Enriching an employee’s job can be a strong intrinsic motivator … but only if done correctly.
When I was a young professional fresh out of college, job enrichment was once used as a strong motivator for me: I’d been selling print advertising for a year or two in several annual B2B tradeshow publications. Certainly I was a little bored when my boss approached me with a new assignment. She explained that a particularly important client had asked our company to handle a project we had little experience with. I had been chosen to take this on and would be breaking new ground. While I was still deciding whether to be flattered or frightened, the head of the company came by to talk with me more about the project. When he finished, there was no question—I was flattered, intrigued and challenged—and over the coming weeks dove in with enthusiasm.
This is an example of job enrichment used correctly as an intrinsic motivator. If my employer had given me this project too early, I might not have been equipped to take it on. If they had waited too long, I might have already moved on.
But simply giving an employee more to do is not enriching his or her job. True job enrichment refers to vertical changes.
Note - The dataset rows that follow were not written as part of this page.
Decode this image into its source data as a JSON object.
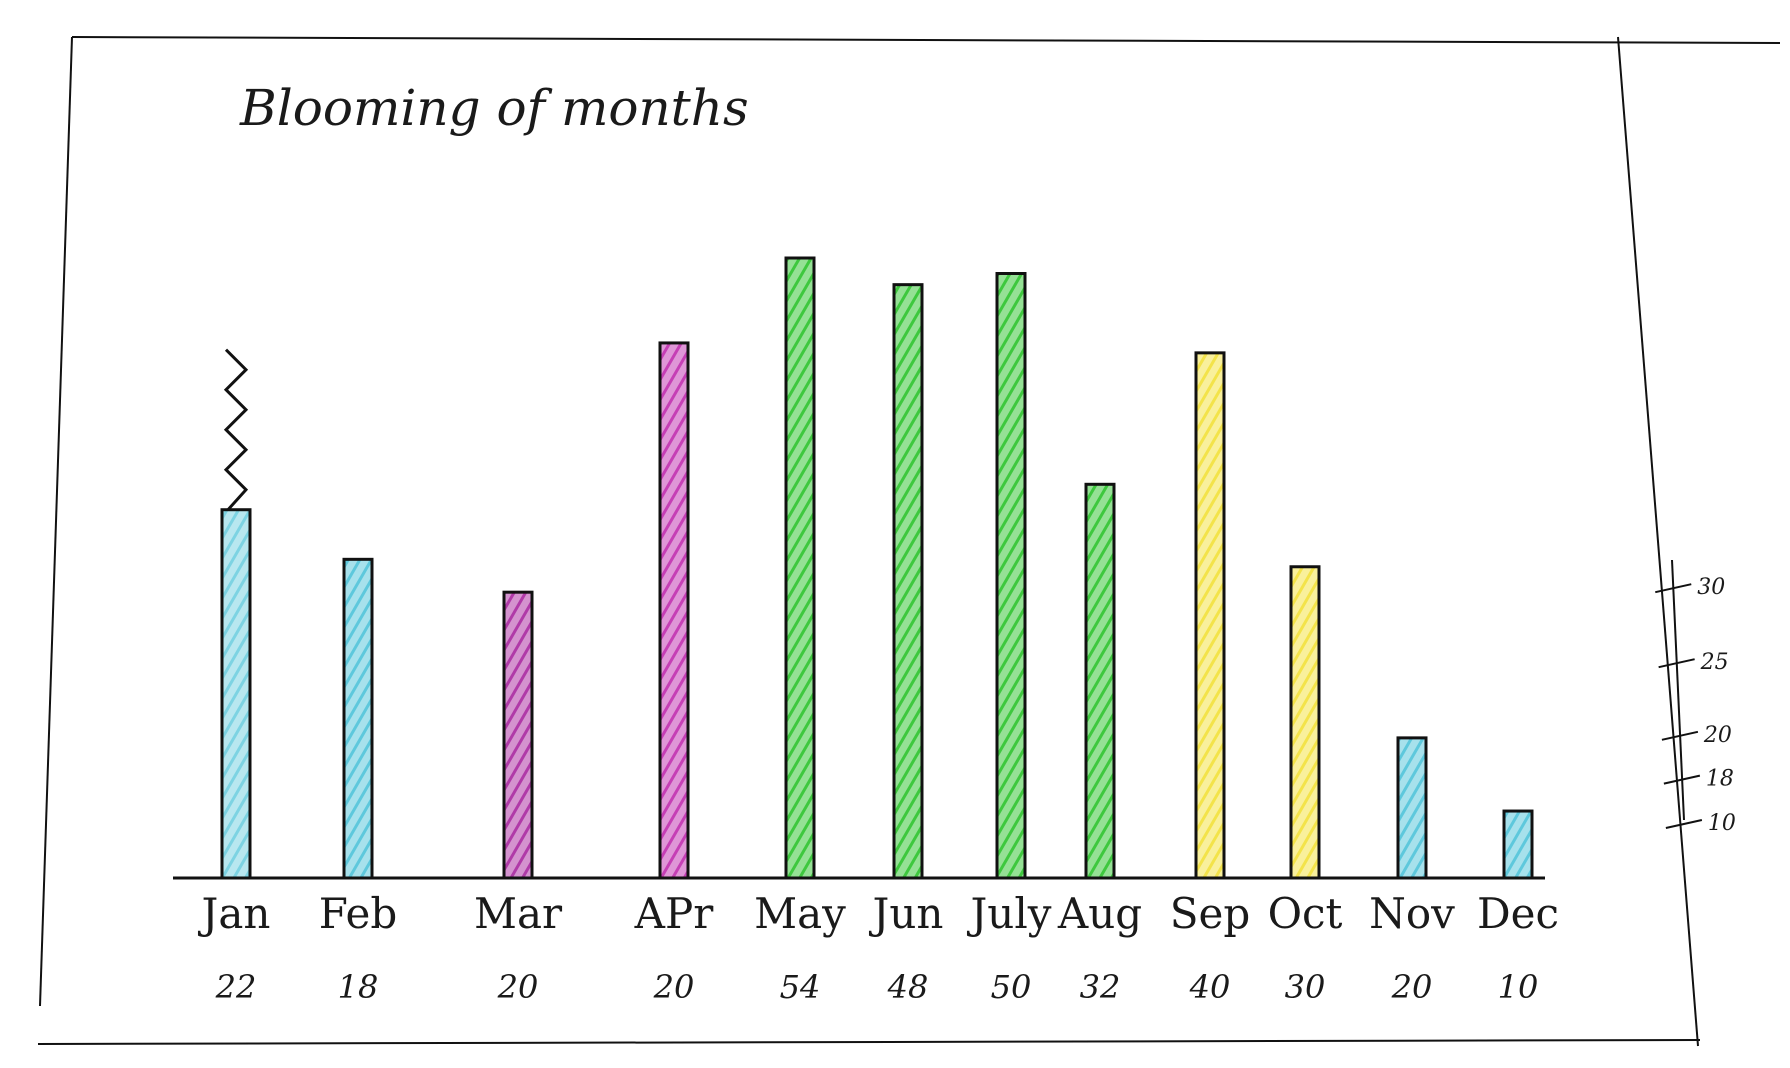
{
  "chart_data": {
    "type": "bar",
    "title": "Blooming of months",
    "xlabel": "",
    "ylabel": "",
    "categories": [
      "Jan",
      "Feb",
      "Mar",
      "APr",
      "May",
      "Jun",
      "July",
      "Aug",
      "Sep",
      "Oct",
      "Nov",
      "Dec"
    ],
    "values": [
      22,
      18,
      20,
      20,
      54,
      48,
      50,
      32,
      40,
      30,
      20,
      10
    ],
    "value_labels": [
      "22",
      "18",
      "20",
      "20",
      "54",
      "48",
      "50",
      "32",
      "40",
      "30",
      "20",
      "10"
    ],
    "bar_colors": [
      "#7dd3e3",
      "#5ec8dc",
      "#b03aa8",
      "#c53fb5",
      "#3ec83e",
      "#3ec83e",
      "#3ec83e",
      "#3ec83e",
      "#f3e34a",
      "#f3e34a",
      "#5ec8dc",
      "#5ec8dc"
    ],
    "bar_heights_drawn": [
      0.594,
      0.514,
      0.461,
      0.863,
      1.0,
      0.957,
      0.975,
      0.635,
      0.847,
      0.502,
      0.226,
      0.108
    ],
    "ytick_labels": [
      "30",
      "25",
      "20",
      "18",
      "10"
    ],
    "ytick_scale_fraction": [
      0.483,
      0.358,
      0.237,
      0.164,
      0.09
    ],
    "grid": false,
    "legend": "none"
  }
}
Here’s a review of intrinsic motivators noted by author Frederick Herzberg:
- Recognition of achievement
- The work itself
- Opportunity for advancement
As I look back on this job experience from my 20s, I see just how perfectly my boss and the head of our company used motivating principles to keep me pushing forward.
- My successful handling of the specialized project would make me the resident expert—an opportunity for growth and achievement.
- They were removing established controls so I would need to take complete responsibility for the outcome.
- They were giving the entire project to me … including interaction with the important client—making the work itself more varied at a time when I was feeling bored.
- I would be reporting on my progress not just to my boss, but the head of the company as well—an opportunity to be recognized.
There is an ebb and flow to an employee’s motivation. And if you’ve been a manager long, you know that no two individuals respond the same way to obstacles, opportunities or incentives … making your job of keeping productivity high and getting the best from each person a constant challenge.
Finding ways to make an employee’s job more personally rewarding can be a strong motivator in the right situation … with the right person. Are there responsible young or new workers on your team who seem bored or who are becoming disengaged? While some people do thrive with a heavier workload, simply adding extra tasks is not job enrichment. Job enrichment is when you loosen the controls and offer opportunities to grow, gain recognition and break new ground.